Réponse aux attentes de la Chambre de Métiers et de l’Artisanat des Pyrénées-Orientales

Tout récemment, Monsieur Robert BASSOLS, Président de la Chambre de Métiers et de l’Artisanat des Pyrénées-Orientales, a souhaité appeler mon attention sur la situation des artisans, dont les entreprises déjà fortement fragilisées ces derniers mois par le mouvement des « gilets jaunes » et le mouvement social contre la réforme des retraites, subissent de plein fouet la crise sanitaire, et donc la crise économique d’une ampleur sans précédent qui en résulte.
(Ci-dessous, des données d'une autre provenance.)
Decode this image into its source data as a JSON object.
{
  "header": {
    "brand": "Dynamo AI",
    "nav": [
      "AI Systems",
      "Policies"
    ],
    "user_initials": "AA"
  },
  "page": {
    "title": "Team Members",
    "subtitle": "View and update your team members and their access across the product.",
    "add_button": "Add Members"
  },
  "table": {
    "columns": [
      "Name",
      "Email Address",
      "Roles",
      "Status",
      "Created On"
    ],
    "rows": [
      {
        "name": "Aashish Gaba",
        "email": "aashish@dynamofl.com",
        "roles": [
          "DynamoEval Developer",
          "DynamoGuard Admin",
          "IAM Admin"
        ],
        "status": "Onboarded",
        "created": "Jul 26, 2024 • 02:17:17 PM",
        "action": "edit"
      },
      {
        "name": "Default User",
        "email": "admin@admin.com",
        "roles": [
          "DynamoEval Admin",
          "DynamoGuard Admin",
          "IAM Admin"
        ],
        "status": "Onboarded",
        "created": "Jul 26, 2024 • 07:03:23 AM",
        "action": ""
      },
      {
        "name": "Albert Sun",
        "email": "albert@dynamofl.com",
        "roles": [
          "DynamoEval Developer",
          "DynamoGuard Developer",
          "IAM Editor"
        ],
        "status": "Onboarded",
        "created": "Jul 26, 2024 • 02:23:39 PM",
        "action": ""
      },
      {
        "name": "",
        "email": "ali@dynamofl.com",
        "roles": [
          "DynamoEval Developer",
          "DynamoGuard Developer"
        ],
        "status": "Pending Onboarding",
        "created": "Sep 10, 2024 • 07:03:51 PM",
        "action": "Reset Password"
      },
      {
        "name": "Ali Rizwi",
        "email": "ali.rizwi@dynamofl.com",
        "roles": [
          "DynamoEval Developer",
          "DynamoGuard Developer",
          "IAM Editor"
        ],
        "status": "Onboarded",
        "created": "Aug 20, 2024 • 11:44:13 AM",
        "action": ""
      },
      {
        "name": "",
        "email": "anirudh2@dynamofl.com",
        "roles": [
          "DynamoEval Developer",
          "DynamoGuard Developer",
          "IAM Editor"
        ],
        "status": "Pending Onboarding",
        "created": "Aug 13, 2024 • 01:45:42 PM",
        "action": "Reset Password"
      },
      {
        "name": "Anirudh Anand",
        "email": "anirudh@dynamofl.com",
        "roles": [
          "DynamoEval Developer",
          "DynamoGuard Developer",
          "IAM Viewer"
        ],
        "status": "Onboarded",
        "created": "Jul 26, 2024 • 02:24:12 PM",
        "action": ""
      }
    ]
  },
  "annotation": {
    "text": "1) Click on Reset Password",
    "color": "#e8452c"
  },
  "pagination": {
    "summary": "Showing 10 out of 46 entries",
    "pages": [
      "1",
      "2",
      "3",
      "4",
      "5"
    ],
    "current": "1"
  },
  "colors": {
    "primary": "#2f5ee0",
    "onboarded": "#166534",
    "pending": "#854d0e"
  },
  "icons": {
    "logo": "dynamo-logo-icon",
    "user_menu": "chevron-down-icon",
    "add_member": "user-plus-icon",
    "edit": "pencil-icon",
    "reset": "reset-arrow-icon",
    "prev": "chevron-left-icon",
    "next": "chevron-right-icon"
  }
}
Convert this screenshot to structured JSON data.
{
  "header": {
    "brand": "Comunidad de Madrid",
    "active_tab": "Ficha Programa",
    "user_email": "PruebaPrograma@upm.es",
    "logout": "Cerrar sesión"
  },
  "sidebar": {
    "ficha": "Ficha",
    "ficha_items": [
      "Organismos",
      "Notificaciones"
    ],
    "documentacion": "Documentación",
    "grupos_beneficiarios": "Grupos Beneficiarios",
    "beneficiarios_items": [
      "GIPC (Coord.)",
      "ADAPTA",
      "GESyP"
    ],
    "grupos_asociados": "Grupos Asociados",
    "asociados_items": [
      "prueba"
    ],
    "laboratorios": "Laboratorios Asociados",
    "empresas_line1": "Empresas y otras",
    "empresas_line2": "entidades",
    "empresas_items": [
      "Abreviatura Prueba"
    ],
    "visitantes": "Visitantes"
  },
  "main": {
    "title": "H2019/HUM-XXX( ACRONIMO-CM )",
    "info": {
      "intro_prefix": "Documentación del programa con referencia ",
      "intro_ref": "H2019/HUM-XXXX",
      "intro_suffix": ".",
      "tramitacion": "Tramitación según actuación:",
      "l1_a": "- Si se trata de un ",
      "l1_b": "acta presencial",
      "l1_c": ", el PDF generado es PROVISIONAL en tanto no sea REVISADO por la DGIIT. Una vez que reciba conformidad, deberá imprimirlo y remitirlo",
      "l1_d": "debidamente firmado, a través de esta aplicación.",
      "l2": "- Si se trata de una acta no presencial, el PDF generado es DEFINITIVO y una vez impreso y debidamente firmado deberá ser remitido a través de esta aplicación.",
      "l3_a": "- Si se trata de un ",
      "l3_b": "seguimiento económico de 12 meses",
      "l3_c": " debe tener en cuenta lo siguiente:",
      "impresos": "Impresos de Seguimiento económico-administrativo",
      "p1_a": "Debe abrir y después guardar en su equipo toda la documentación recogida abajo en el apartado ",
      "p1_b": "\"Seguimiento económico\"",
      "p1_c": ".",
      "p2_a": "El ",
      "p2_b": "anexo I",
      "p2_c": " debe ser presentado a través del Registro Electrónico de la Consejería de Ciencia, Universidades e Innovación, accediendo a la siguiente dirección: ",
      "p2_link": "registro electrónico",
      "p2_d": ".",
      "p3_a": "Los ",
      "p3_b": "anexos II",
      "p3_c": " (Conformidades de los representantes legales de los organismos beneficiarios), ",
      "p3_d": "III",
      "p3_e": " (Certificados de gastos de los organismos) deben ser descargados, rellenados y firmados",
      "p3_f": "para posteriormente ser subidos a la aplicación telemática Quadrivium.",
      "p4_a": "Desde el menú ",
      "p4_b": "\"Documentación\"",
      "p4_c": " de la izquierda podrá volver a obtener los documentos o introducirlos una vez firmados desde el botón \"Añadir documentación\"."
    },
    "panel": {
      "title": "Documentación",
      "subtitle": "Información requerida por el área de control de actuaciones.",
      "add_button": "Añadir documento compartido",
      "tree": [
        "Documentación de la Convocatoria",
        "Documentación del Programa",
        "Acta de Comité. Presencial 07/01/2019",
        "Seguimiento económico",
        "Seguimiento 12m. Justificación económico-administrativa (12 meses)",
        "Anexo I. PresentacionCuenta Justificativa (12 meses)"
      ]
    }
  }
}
A cette occasion, le réseau des CMA demande que le Gouvernement soit interpellé à l’occasion de l’examen du budget rectificatif pour : 

- porter le seuil de perte de chiffre d’affaires à 20% pour l’éligibilité contre le seuil actuel de 50% trop excluant, il ne permet pas de tenir compte des variations d’activité tout au long de l’année ou du développement des entreprises nouvellement créées ;

- supprimer l'obligation d'absence de dettes fiscales et sociales au 31 décembre 2019 ou donner la possibilité de négocier un plan d'étalement amiable rapidement en ligne ;

- prendre en compte la situation des conjoints-collaborateurs, ce qui n’est actuellement pas le cas.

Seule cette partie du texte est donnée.